将那些可以用言语讲述的内容付诸纸上并锁进房间,这在我看来颇为奇怪,但我仍渴望亲历他故事中的地方。去探索更多关于那些生活在永夏国度的人们,了解他们的语言与习俗。漫步在不同神祇的疆域,见识迥异的魔法。当我在斯卡兰的温泉边将芙蕾雅拥入怀中,感觉万物皆有可能时,我曾梦想带她去故事里的那些地方。她从未获得过远行的机会,这礼物在我看来比珠宝黄金更值得珍视。
那晚我选择滞留未离的决定令我悔恨得想要嘶喊。为何没有当即寻艘商船扬帆远遁,为何不曾带她在传闻中人人皆能主宰自己命运的世界里,筑造远离预言与暴力的生活。
但似乎连超脱命运者也无法逃离宿命的追逐。
吊桥轰然落定,我最后瞥了眼沉落的夕阳,循着乐声步下台阶。赫拉芬海姆从不似他处般沉入黑暗,每处岔路口的灯柱都悬着灯笼。欢声笑语从屋舍间漫溢而出,有人正预备安寝,更多人仍朝着盛宴大厅奔赴。

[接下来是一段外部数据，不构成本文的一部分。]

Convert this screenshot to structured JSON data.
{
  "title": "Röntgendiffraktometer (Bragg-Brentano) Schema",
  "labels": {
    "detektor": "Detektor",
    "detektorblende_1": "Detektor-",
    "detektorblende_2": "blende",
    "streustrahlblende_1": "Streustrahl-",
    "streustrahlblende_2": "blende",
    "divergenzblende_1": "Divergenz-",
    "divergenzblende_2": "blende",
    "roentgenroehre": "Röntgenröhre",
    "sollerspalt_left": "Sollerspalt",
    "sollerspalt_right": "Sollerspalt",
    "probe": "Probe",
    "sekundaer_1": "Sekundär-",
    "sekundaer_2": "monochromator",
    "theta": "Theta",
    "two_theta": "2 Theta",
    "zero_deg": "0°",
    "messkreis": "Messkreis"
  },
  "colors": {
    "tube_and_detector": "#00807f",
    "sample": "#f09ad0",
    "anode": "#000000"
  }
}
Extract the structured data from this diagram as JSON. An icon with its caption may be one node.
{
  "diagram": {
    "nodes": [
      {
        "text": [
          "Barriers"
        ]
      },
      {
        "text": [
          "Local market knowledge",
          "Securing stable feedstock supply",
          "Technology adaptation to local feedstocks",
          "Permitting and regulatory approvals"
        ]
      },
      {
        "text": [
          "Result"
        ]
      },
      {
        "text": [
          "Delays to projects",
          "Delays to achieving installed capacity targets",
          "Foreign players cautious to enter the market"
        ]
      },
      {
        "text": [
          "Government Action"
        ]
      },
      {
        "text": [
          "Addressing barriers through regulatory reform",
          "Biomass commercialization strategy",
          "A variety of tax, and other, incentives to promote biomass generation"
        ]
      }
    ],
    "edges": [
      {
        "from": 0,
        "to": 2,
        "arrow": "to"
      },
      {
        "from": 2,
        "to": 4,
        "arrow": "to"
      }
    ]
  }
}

哈拉尔德钟爱欢宴,我深知他定会端坐高台,凝望子民在永不枯竭的蜜酒中载歌载舞。他厌恶独处,总渴望被人群簇拥,尽管常只是从高台王座上静观。初至诺德兰时我对此无所适从—早已习惯母亲偏爱的幽居,曾问他为何夜夜招来喧嚣。"这正是我解读他们的方式,"他说,"如同吊桥机关:唯有先理解机理,方能运转自如。"
彼时我觉得此言荒谬,而今方知他统治的根基正在于洞悉人心。那些希望、梦想与渴望。
还有恐惧。
我曾钦佩这种天赋,因它令人们甘心遵其意愿行事,却痛恨目睹芙蕾雅沉溺于他的魅力。更憎恶她逐渐视他为改写命运的援手—这认知如荆棘刺穿我的脏腑。

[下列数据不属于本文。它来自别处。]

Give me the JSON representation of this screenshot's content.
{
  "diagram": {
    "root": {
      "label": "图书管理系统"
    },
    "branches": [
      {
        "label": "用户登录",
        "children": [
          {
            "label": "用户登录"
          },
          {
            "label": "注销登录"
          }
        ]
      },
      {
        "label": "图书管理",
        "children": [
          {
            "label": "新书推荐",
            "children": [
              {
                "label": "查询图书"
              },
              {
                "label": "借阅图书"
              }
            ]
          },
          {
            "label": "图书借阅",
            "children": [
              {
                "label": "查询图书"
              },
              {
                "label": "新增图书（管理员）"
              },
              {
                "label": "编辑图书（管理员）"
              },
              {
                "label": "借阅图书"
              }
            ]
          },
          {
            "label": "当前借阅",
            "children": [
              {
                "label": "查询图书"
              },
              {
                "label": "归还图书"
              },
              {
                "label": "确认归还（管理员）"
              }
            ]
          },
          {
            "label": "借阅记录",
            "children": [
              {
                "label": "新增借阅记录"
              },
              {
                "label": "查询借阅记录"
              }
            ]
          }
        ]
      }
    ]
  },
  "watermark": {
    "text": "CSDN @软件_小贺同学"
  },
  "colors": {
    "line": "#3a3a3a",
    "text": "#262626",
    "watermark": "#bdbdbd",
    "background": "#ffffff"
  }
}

大厅的门扉豁然洞开,炉火的热浪与至少上百人散发的体温如潮水般将我淹没。空气中弥漫着烟火与烤肉的气味。汗液与蜂蜜酒的气息交织。鼓点、风笛与跺脚声震耳欲聋。
有人将盛满蜂蜜酒的角杯塞进我手中,但我只小啜一口,目光在人群中搜寻。哈拉尔德斜倚王座,穿着皮靴的脚踝搭在另一条腿的膝盖上,把玩着某次远行带回来的精致琉璃杯—杯中葡萄酒我猜也来自异域。有人朝炉膛添了新柴,火星霎时迸溅升腾,飘向房梁的椽木,在穹顶排烟口消散前化作灰烬。这让我想起格努特袭击哈尔萨尔大厅时,芙蕾雅如何徒手攀上横梁。她怎样从排烟口脱身,跃至邻屋屋顶,最终跌进猪圈。

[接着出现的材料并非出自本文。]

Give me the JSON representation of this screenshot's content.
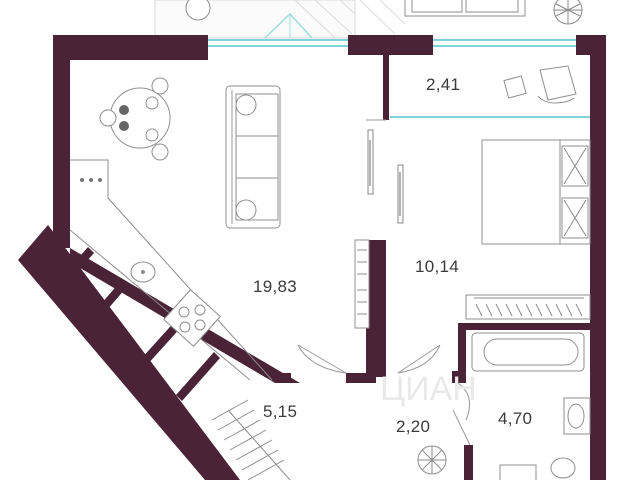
{
  "plan": {
    "wall_color": "#4a2336",
    "glazing_color": "#7fd3d6",
    "rooms": [
      {
        "id": "living-kitchen",
        "area": "19,83"
      },
      {
        "id": "bedroom",
        "area": "10,14"
      },
      {
        "id": "loggia",
        "area": "2,41"
      },
      {
        "id": "balcony",
        "area": "5,15"
      },
      {
        "id": "hallway",
        "area": "2,20"
      },
      {
        "id": "bathroom",
        "area": "4,70"
      }
    ],
    "watermark": "ЦИАН"
  }
}
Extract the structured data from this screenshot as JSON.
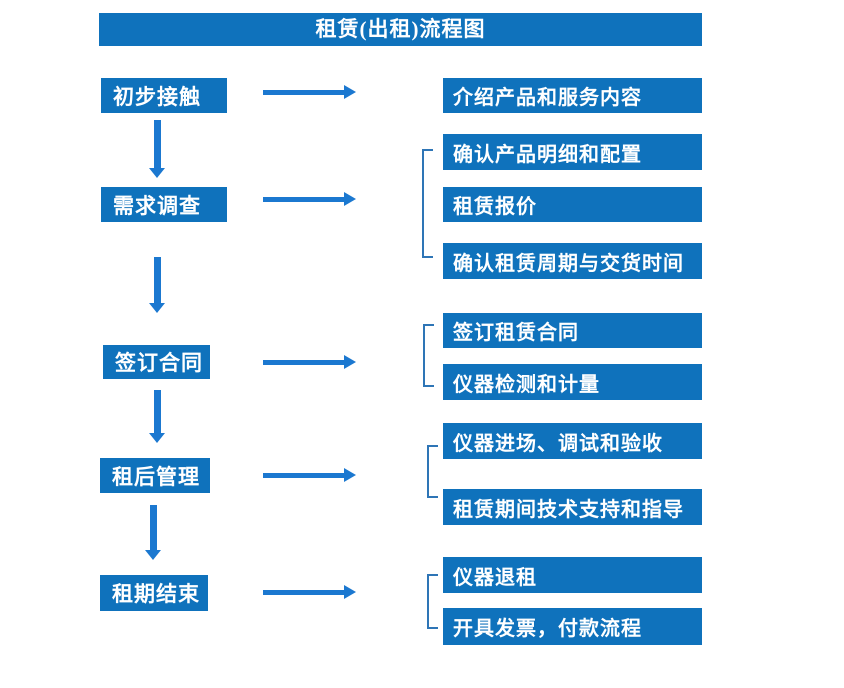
{
  "title": "租赁(出租)流程图",
  "colors": {
    "box_fill": "#0F72BC",
    "arrow": "#1B78D0",
    "bracket": "#2E75B6",
    "text": "#FFFFFF",
    "background": "#FFFFFF"
  },
  "flow": {
    "steps": [
      {
        "label": "初步接触",
        "details": [
          "介绍产品和服务内容"
        ]
      },
      {
        "label": "需求调查",
        "details": [
          "确认产品明细和配置",
          "租赁报价",
          "确认租赁周期与交货时间"
        ]
      },
      {
        "label": "签订合同",
        "details": [
          "签订租赁合同",
          "仪器检测和计量"
        ]
      },
      {
        "label": "租后管理",
        "details": [
          "仪器进场、调试和验收",
          "租赁期间技术支持和指导"
        ]
      },
      {
        "label": "租期结束",
        "details": [
          "仪器退租",
          "开具发票，付款流程"
        ]
      }
    ]
  }
}
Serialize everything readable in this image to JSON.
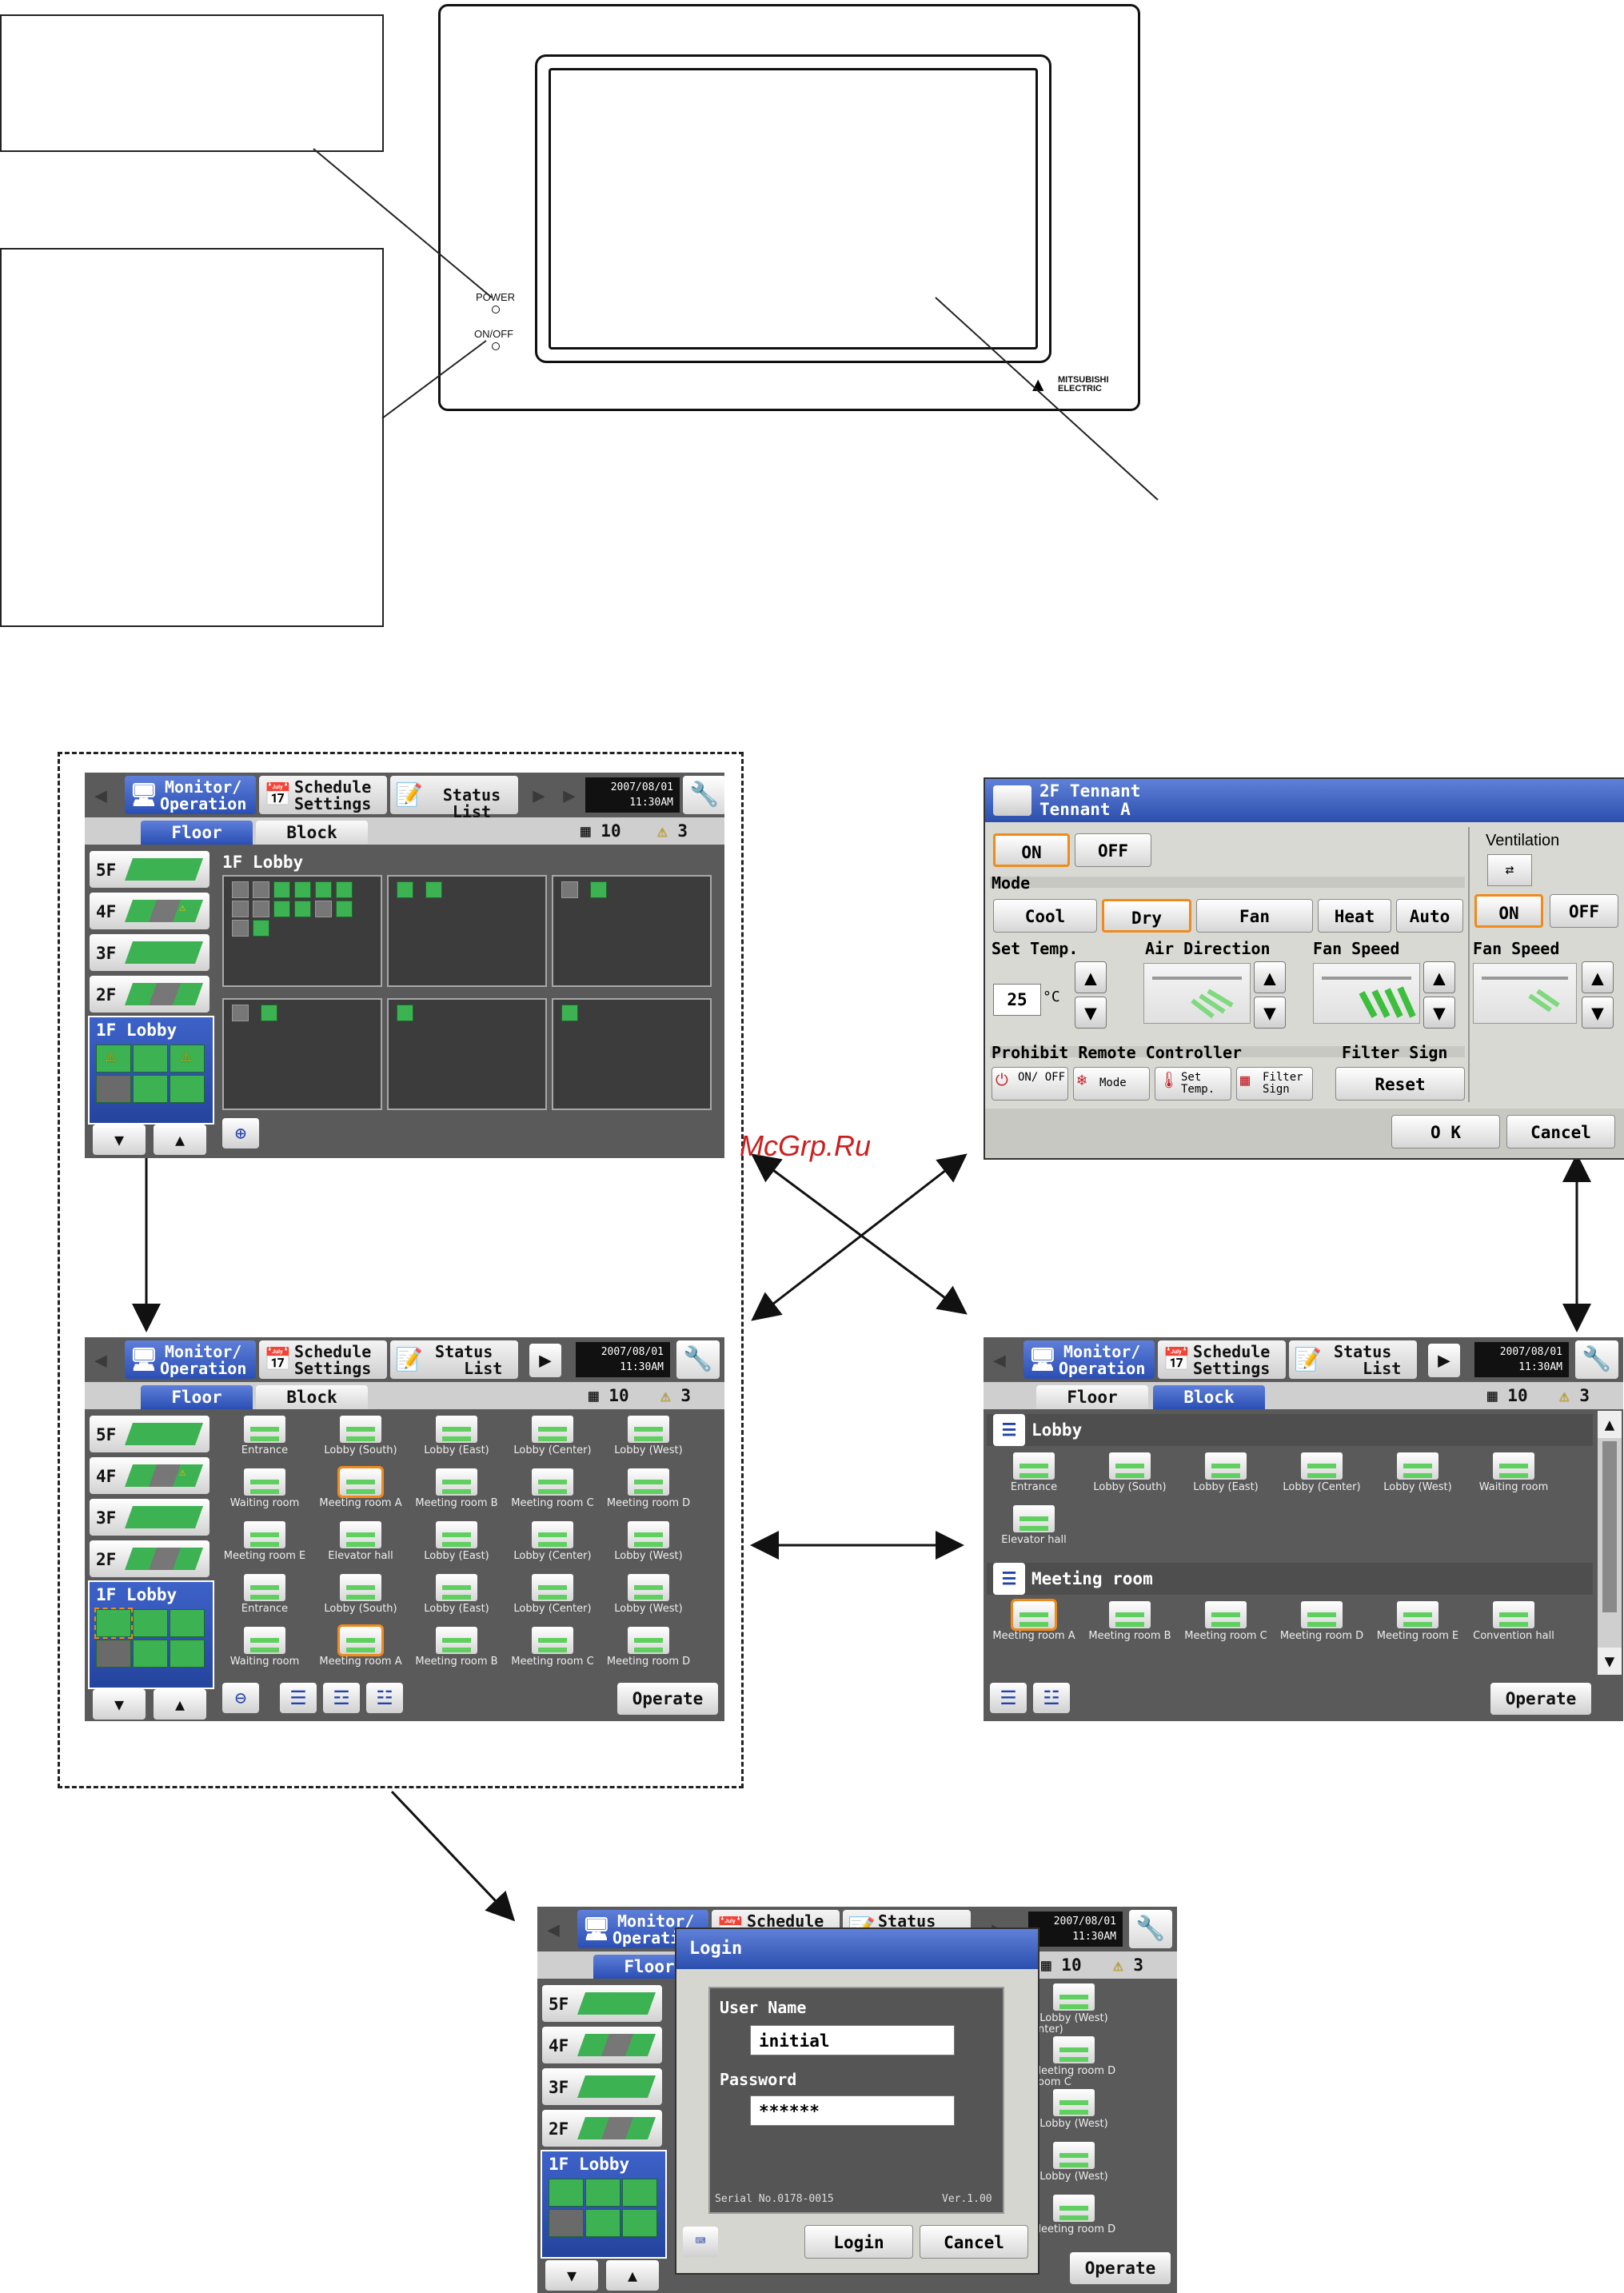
{
  "device": {
    "power_label": "POWER",
    "onoff_label": "ON/OFF",
    "brand_line1": "MITSUBISHI",
    "brand_line2": "ELECTRIC"
  },
  "watermark": "McGrp.Ru",
  "common": {
    "tab_monitor_1": "Monitor/",
    "tab_monitor_2": "Operation",
    "tab_schedule_1": "Schedule",
    "tab_schedule_2": "Settings",
    "tab_status": "Status List",
    "tab_status_1": "Status",
    "tab_status_2": "List",
    "date": "2007/08/01",
    "time": "11:30AM",
    "floor_tab": "Floor",
    "block_tab": "Block",
    "group_count": "10",
    "alarm_count": "3",
    "floors": [
      "5F",
      "4F",
      "3F",
      "2F"
    ],
    "selected_floor": "1F Lobby",
    "operate": "Operate"
  },
  "screen1": {
    "area_title": "1F Lobby"
  },
  "screen2": {
    "units_row1": [
      "Entrance",
      "Lobby (South)",
      "Lobby (East)",
      "Lobby (Center)",
      "Lobby (West)"
    ],
    "units_row2": [
      "Waiting room",
      "Meeting room A",
      "Meeting room B",
      "Meeting room C",
      "Meeting room D"
    ],
    "units_row3": [
      "Meeting room E",
      "Elevator hall",
      "Lobby (East)",
      "Lobby (Center)",
      "Lobby (West)"
    ],
    "units_row4": [
      "Entrance",
      "Lobby (South)",
      "Lobby (East)",
      "Lobby (Center)",
      "Lobby (West)"
    ],
    "units_row5": [
      "Waiting room",
      "Meeting room A",
      "Meeting room B",
      "Meeting room C",
      "Meeting room D"
    ]
  },
  "screen3": {
    "block1": "Lobby",
    "block1_units": [
      "Entrance",
      "Lobby (South)",
      "Lobby (East)",
      "Lobby (Center)",
      "Lobby (West)",
      "Waiting room"
    ],
    "block1_extra": "Elevator hall",
    "block2": "Meeting room",
    "block2_units": [
      "Meeting room A",
      "Meeting room B",
      "Meeting room C",
      "Meeting room D",
      "Meeting room E",
      "Convention hall"
    ]
  },
  "dialog": {
    "title1": "2F Tennant",
    "title2": "Tennant A",
    "on": "ON",
    "off": "OFF",
    "ventilation": "Ventilation",
    "mode": "Mode",
    "modes": [
      "Cool",
      "Dry",
      "Fan",
      "Heat",
      "Auto"
    ],
    "set_temp": "Set Temp.",
    "air_direction": "Air Direction",
    "fan_speed": "Fan Speed",
    "temp_value": "25",
    "temp_unit": "°C",
    "prohibit": "Prohibit Remote Controller",
    "filter_sign": "Filter Sign",
    "p_onoff": "ON/ OFF",
    "p_mode": "Mode",
    "p_settemp": "Set Temp.",
    "p_filter": "Filter Sign",
    "reset": "Reset",
    "ok": "O K",
    "cancel": "Cancel"
  },
  "login": {
    "title": "Login",
    "user_label": "User Name",
    "user_value": "initial",
    "password_label": "Password",
    "password_value": "******",
    "serial": "Serial No.0178-0015",
    "version": "Ver.1.00",
    "login_btn": "Login",
    "cancel_btn": "Cancel",
    "bg_schedule": "Schedule",
    "bg_status": "Status",
    "bg_units_a": [
      "nter)",
      "Lobby (West)"
    ],
    "bg_units_b": [
      "oom C",
      "Meeting room D"
    ]
  }
}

眨眼的刹那,我仿佛看见她对着狂躁的猪群怒目而视,发梢沾满污秽。那时的她与现在一样倔强不肯逃走。身形虽不及我半数,勇气却胜我两倍。
诸神啊,我如此爱她。
最先映入眼帘的是托拉,因其身量远超周遭男女。但随着人群移动,芙蕾雅的身影在她身侧显现。一袭红裙缀着金线刺绣装点领口与袖边,血色般的衣料衬得她肌肤愈发苍白,剪裁贴合着她修长身形,勾勒出胸前曲线。淡金长发如波浪松散垂至腰际,某些光线下几近银白。她握着酒杯却未饮用,眉间蹙起沟壑审视四周,仿佛不愿相信眼前景象。幸而她眼眸仍是琥珀色,炉火与火炬将其熔作流转的金色曜日。
如此美丽。美得令人心碎,让我从未敢怀揣希望。
"肃静!肃静!"哈拉尔德的声音劈开喧嚣,众人顿时沉寂。斯坦恩恩迈上他身旁的高台,金褐发丝编成冠冕环绕鬓间。
“北境最美的吟游诗人终于归乡了,”哈拉尔德高喊道。“但今晚,她将为我们献上凯旋之歌与初抵故土便遭遇的血战。举起你们的酒杯!”
“干杯!”人群齐声呐喊,酒杯相撞发出清脆声响,麦酒飞溅融入地上早已积成的水洼。
我放下麦酒,心想芙蕾雅既然不喜斯坦恩的魔法,多半会离开大厅。不料她胸口起伏似在平稳呼吸,随后便在长凳上坐了下来。
哈拉尔德步下高台,注视着斯坦恩举起手鼓敲击节奏,她的歌声随之扬起—那是无词的吟唱,深沉浑厚的音调仿佛从大地深处汲取力量,随着血脉中的原始魔法震颤,也唤醒我血管里某种深沉而古老的东西。
恍如听见征战的召唤。
当她的歌声转为词句,暴风雨海的幻景在我眼前炸开。浪花的咸涩与雷霆的暴烈回响,仿佛众神亲自阻挠我们靠近北境海岸。我深吸一口气,专注聆听自己的心跳,直到幻象逐渐消散。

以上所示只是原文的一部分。